The web access layer, proxy, scraping, rendering, or search can benefit from dedicated infrastructure with predictable, low-latency bandwidth to the clouds where agents operate. It’s a hybrid pattern: models and applications may reside in AWS, GCP, or Azure, while a specialized network layer runs on bare metal nearby.

For companies building agents, crawlers, data pipelines, or RAG systems with frequent access to external content, this architecture warrants attention. It’s not just about how many GPUs are needed—it’s about how much traffic will exit, what it will cost, the latency to cloud providers, how to handle peaks, and the margin left as usage grows.

Massive has opted for a clear approach: pay for dedicated infrastructure and predictable bandwidth rather than a variable rate per gigabyte.
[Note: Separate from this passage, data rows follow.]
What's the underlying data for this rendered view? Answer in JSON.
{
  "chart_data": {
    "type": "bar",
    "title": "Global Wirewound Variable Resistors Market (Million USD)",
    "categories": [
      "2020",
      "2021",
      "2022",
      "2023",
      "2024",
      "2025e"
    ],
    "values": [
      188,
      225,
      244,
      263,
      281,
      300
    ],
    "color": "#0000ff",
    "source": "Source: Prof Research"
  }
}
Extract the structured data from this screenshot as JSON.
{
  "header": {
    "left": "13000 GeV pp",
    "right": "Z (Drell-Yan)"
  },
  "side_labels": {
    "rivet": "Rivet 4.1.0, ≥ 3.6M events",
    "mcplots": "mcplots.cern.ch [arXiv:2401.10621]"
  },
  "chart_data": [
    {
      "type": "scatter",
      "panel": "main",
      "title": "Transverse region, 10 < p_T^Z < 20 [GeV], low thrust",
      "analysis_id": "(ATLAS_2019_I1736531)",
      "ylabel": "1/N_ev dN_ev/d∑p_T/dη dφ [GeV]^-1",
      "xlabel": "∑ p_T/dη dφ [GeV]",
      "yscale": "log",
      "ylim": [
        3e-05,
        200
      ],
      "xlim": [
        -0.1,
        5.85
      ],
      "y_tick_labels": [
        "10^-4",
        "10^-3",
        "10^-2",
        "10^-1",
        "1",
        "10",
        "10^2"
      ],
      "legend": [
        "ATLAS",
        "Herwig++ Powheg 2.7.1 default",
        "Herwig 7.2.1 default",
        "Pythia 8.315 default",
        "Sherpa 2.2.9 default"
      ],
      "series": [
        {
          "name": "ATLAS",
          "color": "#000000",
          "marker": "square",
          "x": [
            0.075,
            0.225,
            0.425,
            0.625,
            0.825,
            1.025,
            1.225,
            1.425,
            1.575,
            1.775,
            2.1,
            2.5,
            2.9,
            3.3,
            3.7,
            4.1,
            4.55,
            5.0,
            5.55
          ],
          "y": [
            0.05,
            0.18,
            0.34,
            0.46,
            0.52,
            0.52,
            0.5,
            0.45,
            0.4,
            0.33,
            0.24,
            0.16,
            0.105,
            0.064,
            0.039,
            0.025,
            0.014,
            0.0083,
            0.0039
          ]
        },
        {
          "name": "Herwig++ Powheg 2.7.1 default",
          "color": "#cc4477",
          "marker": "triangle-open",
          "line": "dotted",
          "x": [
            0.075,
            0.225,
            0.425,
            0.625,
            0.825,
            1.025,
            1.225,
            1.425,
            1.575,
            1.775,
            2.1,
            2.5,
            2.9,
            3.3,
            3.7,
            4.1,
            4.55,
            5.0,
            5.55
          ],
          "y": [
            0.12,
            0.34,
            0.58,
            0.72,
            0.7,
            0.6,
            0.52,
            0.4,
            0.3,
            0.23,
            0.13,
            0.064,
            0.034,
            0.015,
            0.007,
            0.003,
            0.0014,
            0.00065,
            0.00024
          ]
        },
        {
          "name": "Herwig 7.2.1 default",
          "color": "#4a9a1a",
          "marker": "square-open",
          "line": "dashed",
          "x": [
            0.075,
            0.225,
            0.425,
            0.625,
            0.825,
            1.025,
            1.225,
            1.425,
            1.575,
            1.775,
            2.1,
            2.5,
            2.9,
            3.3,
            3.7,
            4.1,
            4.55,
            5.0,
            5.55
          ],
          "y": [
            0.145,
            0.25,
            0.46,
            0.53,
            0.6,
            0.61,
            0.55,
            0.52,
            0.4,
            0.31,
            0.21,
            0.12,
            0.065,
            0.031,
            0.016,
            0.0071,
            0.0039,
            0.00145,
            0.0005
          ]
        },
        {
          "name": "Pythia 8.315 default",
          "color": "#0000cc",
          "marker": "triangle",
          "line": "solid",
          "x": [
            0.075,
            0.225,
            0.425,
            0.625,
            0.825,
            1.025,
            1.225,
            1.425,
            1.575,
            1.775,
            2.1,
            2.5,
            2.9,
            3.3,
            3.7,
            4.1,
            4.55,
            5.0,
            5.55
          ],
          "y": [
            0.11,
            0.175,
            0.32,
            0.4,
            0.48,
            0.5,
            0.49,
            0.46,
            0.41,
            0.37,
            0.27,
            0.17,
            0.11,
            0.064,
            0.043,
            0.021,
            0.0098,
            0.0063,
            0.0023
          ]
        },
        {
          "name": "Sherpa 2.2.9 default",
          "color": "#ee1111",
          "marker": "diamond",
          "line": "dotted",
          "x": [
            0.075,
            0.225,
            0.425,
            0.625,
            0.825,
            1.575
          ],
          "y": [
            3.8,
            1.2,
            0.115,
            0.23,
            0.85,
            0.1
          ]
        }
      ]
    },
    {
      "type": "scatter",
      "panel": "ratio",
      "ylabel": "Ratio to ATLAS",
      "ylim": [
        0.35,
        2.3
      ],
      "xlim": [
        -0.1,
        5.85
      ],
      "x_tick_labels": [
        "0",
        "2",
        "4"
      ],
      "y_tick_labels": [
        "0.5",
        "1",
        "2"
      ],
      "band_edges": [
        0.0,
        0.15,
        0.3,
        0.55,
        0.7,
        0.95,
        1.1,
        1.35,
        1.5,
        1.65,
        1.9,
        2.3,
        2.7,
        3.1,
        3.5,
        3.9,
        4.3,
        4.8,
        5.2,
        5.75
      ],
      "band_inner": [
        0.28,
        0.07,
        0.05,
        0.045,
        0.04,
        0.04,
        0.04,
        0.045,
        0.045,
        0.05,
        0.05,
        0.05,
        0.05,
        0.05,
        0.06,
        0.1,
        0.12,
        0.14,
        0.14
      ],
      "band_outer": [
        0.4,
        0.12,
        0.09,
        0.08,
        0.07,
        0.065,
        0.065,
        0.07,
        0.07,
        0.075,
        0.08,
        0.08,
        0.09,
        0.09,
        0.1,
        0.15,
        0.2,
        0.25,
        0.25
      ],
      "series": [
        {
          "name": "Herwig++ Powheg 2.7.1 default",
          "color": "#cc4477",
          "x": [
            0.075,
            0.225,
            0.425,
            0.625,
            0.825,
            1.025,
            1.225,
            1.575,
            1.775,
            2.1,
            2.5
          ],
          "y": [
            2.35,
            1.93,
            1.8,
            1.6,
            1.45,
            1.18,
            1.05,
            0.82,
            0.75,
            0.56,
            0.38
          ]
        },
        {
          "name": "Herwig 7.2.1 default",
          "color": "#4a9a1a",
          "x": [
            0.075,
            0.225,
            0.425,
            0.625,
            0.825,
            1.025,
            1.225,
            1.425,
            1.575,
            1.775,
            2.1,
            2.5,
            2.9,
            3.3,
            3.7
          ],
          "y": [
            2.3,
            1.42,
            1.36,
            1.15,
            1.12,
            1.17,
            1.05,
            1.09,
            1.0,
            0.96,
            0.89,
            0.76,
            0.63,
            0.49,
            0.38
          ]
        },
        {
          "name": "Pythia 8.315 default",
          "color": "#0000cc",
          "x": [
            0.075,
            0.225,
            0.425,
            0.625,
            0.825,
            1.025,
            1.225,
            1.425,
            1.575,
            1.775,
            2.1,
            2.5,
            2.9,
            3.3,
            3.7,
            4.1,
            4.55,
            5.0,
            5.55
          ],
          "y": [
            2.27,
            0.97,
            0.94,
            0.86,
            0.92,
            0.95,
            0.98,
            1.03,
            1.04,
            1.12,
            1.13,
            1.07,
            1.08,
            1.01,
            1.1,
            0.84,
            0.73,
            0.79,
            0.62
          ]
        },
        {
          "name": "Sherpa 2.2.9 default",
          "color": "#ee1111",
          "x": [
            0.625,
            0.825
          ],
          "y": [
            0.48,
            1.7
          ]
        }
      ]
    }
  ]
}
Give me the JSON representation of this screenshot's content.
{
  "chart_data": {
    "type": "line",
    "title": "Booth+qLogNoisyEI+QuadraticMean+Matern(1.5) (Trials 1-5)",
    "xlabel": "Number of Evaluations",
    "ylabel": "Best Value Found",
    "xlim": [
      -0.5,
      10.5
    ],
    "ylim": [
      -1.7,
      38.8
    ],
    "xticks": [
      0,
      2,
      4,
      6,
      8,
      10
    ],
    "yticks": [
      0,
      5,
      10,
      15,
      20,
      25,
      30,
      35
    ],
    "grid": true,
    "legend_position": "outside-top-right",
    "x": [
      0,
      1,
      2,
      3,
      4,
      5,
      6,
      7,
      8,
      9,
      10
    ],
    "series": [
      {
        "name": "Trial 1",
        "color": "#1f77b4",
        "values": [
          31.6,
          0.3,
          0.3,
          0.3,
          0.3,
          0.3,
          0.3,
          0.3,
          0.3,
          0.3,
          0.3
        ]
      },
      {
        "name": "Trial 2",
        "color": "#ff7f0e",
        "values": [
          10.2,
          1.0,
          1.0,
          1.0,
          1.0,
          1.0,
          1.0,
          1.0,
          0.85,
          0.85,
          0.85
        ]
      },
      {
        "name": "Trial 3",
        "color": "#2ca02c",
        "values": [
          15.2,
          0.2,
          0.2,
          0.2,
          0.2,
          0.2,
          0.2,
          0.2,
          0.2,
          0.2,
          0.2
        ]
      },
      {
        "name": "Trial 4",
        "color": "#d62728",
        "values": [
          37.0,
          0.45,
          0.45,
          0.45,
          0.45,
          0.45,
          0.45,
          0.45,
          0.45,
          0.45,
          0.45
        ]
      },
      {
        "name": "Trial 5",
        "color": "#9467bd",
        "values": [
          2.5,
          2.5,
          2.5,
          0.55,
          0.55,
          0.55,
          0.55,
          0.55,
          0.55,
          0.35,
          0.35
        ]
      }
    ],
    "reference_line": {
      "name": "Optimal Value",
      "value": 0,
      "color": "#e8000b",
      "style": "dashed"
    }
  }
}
In a real-time web content business for AI, that isn’t a minor optimization—it’s part of the core product.

Frequently Asked Questions

What problem did Massive solve with DataPacket?
Massive needed an infrastructure capable of moving large volumes of web traffic for AI agents without the egress costs of hyperscalers hindering growth.

What advantages did dedicated bare metal provide?
According to the case study, it delivered an average latency of 2 ms to large clouds, capacity to handle peaks of 20 Gbps without extra cost, and estimated annual savings of $2.9 million relative to cloud egress prices.

Why is egress so critical in AI services?
Because many agents and pipelines need to read, render, and send back large volumes of content. When each gigabyte of outgoing traffic is variable charged, growth can erode margins.

Does this mean bare metal is better than public cloud?
Not always. Public clouds remain very useful for many workloads. The case shows that for high-traffic, low-latency services, a dedicated bare metal architecture with good peering can be more predictable and cost-efficient.